Kiprahnya di dunia kesastrawanan, Abdul Wachid B.S. dalam sejarah kesusastraan Indonesia termasuk dalam “Angkatan 2000”, yaitu suatu generasi angkatan dalam sastra Indonesia yang basis kesusastraannya dibangun pada abad ke-20. Dalam peta kurun waktu ini, Abdul Wachid B.S. termasuk dalam generasi sastrawan tahun 1980-an. Pada generasi tersebut, kepenyairan Abdul Wachid B.S. tumbuh bersama dengan penyair Indonesia lainnya, antara lain D. Zawawi Imron, Afrizal Malna, Ahmadun Yosi Herfanda, Joko Pinurbo, Dorothea Rosa Herliany, Acep Zamzam Noor, Oka Rusmini, Mathori A. Elwa, Jamal D. Rahman, Ahmad Syubbanuddin Alwy, Abidah el-Khalieqy, Hamdy Salad, Soni Farid Maulana, Wiji Thukul, dan diikuti oleh generasi penyair yang lebih muda seperti Otto Sukatno C.R., Amin Wangsitalaja, Kuswaidi Syafi’ie, Evi Idawati, Aning Ayu Kusuma, Raudal Tanjang Banua, dan lainnya.7)

---Estetika dalam Sastra

Sebagai cabang filsafat dan ilmu yang berdiri sendiri, estetika terlepas dari metafisika, logika, etika, dan teologi, terjadi sejak abad ke-18, dan pandangan sebagai ilmu yang berdiri sendiri sebagian masih dipertahankan sampai masa kini. Buku paling awal yang membahas estetika sebagai ilmu tersendiri ialah karya Baumgarten, seorang filsuf rasionalis Jerman, buku itu diberi judul Aesthetica (1950). Kata “aesthetica” diambil dari kata Yunani “aesthesis”, yang artinya pengamatan indera atau sesuatu yang merangsang indera. Dari arti perkataan itu, Baumgarten mengartikan estetika sebagai penge­tahuan yang berkaitan dengan objek yang dapat diamati dan merangsang indera, khususnya karya seni. Dalam perkataan “aesthesis” juga tercakup pengertian sensasi atau reaksi organisme tubuh manusia terhadap rangsangan luar. Begitulah, dalam pengertian tersebut tercakup reaksi perasaan terhadap objek pengamatan inderawi, kecenderungan jiwa manusia terhadap segala sesuatu yang menjadi sasaran.8)

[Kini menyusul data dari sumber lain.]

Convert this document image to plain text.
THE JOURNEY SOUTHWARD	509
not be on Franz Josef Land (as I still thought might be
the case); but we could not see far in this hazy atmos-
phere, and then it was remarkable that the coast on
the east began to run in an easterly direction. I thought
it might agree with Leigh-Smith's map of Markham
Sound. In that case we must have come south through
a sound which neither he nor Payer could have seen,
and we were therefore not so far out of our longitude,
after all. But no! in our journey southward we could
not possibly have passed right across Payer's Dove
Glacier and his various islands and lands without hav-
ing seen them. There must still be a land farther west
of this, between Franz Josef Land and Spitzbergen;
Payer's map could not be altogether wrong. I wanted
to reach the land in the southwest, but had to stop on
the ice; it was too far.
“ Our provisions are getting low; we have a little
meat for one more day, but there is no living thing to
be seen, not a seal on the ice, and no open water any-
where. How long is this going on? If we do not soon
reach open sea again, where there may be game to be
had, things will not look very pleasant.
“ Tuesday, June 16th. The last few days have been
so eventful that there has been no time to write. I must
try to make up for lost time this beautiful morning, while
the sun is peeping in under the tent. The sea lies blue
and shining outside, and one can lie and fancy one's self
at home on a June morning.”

Secara umum kajian dalam estetika ini mengandung tiga unsur utama, yaitu (1) pembicaraan tentang hakikat karya seni dan objek-objek indah buatan manusia; (2) pembicaraan tentang maksud dan tujuan penciptaan karya seni, serta cara bagaimana memahami dan menafsirkannya; (3) mencari tolak-ukur penilaian karya seni dengan kaidah-kaidah tertentu. Tolok ukur bobot dan keindahan karya seni juga harus dikaitkan dengan besar-kecilnya kesempurnaan yang ditampilkan karya seni. Dalam hal ini, para ahli estetika melihat besar-kecilnya kesempurnaan dalam karya seni secara umum memberikan patokan, yaitu (1) sempurna dilihat dari sudut bobot gagasan, konsep, dan wawasannya; (2) sempurna dilihat dari besar­nya fungsi sebuah karya seni dalam kehidupan manusia; (3) sempurna dilihat dari sudut nilai-nilai yang ditawarkan karya seni dan relevansinya bagi perkembangan kebudayaan; (4) sempurna dilihat dari sudut kesesuaian karya seni dengan cita-cita kehidupan dan nilai-nilai kemanusiaan/keruhanian yang hendak ditegakkan manusia; dan (5) sempurna dilihat dari sudut kegunaan.9)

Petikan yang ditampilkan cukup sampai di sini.